O sistema foi estudado primeiro de forma experimental na cidade de Campo Grande (MS), região do Cerrado onde durante um ano, um grupo de 37 animais desmamados machos da raça Senepol, com infestação natural de carrapatos, foram divididos em dois grupos, de 21 e 16 animais respectivamente, sendo feita a rotação de pastagem com intervalo de 28 dias e sem a utilização de acaricidas. A área, de 32 hectares, foi dividida em quatro piquetes de oito hectares, com pastagem de Brachiaria brizanta, vr. Marandu.
O primeiro lote de animais foi introduzido na pastagem no início do experimento e os animais do segundo lote, após seis meses. Em cada intervalo foi contabilizada a quantidade de carrapatos nos animais. A média inicial de 26,2 carrapatos no primeiro mês caiu para 1,5 carrapato aos 56 dias. O resultado se repetiu e manteve um baixo número de carrapatos nos animais sem uso de acaricidas até o fim do experimento.
O cientista conta que a manutenção de uma baixa contagem de carrapatos nos animais é desejável para a manutenção da estabilidade enzoótica dos agentes infecciosos responsáveis pela TPB, ou seja, isto significa que os animais estão protegidos naturalmente contra a doença em função de estarem em contato permanente com baixas quantidades de carrapatos.
“Com base nos resultados demonstrados, concluímos que a rotação com 84 dias de vedação dos piquetes foi efetiva no controle do carrapato sem a utilização de carrapaticidas, sendo possível, nas condições do bioma Cerrado, criar raças mais produtivas e com custo menor no controle do parasita agregando valor na cadeia produtiva”, salientou Andreotti.
Além disso, o rebanho experimental obteve um ganho de peso médio diário de 0,425 gramas durante a pesquisa. Na contagem de carrapatos, o primeiro lote de animais alcançou uma média de 6,2 carrapatos por animal e o segundo lote, 10,36 indivíduos, sem a utilização de acaricidas durante o experimento.
Sistema apresenta controle ecologicamente correto
Andreotti comenta que um dos gargalos para o sucesso do controle estratégico do carrapato com o uso de acaricidas é o surgimento de carrapatos resistentes, resultado da pressão de seleção causada nas populações desses parasitos exercida pelo tratamento.
O sistema Lone Tick corrigiu a carga parasitária para condições adequadas de controle. “Permitiu eliminar a pressão de seleção aos acaricidas funcionando como área de refúgio, ou seja, ele elimina o aparecimento de mutações relacionadas com a resistência na população de carrapatos. O sistema trabalha com baixa infestação de carrapatos com redução de impacto da sua ação e manutenção da estabilidade enzoótica para a TPB. Inclusive, durante um ano de observação e monitoramento dos animais, nenhum deles apresentou sintomas para a doença”, revela.

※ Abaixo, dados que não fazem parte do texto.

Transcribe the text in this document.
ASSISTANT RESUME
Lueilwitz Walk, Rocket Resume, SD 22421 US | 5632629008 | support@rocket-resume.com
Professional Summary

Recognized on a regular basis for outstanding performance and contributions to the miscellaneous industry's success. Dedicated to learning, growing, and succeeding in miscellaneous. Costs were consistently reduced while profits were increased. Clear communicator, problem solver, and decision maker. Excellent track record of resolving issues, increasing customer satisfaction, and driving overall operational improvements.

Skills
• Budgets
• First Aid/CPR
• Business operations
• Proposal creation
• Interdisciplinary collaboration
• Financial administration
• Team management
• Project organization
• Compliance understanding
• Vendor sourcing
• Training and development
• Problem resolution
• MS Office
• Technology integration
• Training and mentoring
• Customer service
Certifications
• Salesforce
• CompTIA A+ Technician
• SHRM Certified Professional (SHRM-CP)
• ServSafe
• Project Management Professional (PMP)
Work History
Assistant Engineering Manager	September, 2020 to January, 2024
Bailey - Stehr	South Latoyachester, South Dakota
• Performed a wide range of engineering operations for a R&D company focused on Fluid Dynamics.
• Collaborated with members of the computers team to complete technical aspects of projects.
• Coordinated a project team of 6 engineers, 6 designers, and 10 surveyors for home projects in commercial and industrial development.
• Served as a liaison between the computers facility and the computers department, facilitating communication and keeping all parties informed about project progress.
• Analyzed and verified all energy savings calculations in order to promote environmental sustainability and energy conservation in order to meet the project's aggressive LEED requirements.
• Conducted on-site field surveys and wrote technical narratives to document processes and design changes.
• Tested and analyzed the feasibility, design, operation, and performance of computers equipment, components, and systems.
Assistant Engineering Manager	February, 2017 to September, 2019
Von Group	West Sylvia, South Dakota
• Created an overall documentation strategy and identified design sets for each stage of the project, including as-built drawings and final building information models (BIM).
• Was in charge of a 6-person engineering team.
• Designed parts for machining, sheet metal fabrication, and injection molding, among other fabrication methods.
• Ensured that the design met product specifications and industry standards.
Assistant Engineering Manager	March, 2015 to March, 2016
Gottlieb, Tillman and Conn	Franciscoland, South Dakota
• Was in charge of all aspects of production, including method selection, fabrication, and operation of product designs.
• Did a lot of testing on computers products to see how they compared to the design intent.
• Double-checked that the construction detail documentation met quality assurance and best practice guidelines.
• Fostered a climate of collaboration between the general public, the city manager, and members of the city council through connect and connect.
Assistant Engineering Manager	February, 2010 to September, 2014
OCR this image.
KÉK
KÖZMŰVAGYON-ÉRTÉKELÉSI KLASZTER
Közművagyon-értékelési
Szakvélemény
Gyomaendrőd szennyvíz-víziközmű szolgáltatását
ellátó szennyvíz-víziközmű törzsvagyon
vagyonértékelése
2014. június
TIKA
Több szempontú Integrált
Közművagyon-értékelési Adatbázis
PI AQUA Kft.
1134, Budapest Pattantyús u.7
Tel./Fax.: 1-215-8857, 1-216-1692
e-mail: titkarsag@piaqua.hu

O sucesso do sistema Lone Tick, de acordo com o pesquisador, é porque o carrapato-do-boi completa o ciclo de vida no hospedeiro em 21 dias, com o ingurgitamento da fêmea e sua queda ao solo e consequente postura de três mil ovos, em média, iniciando a fase não parasitária.
“As larvas emergem dos ovos e constituem 95% da população de carrapatos no ambiente, sendo fonte de reinfestação dos animais, não sendo alcançadas diretamente pelos carrapaticidas. A grande maioria das larvas do carrapato-do-boi não sobrevive no ambiente por mais de 82,6 dias”, explica Andreotti a razão do período de vazio sanitário de 84 dias.
“O sistema Lone Tick oferece uma forma de controle nesta fase de vida livre do carrapato, com base na rotação de pastagens, permitindo um tempo de 84 dias das larvas sem contato com o hospedeiro, tempo suficiente para a morte das larvas por inanição”, fala.
Os resultados da pesquisa mostram que, com base no conhecimento da ecologia e biologia do parasita, é possível controlar de forma ecologicamente correta as populações dessa espécie de carrapato, atendendo assim, uma demanda de mercado internacional: a diminuição do uso de produtos químicos e seus efeitos colaterais.
A experiência no Sul do Brasil
O projeto está sendo desenvolvido também na região de Pelotas (RS), na Embrapa Clima Temperado. “Escolhemos o Rio Grande do Sul por dois fatores: a forte vocação para pecuária de corte e de leite e a possibilidade de avaliar o estudo em condições climáticas bem distintas da região do Cerrados”, justifica Andreotti.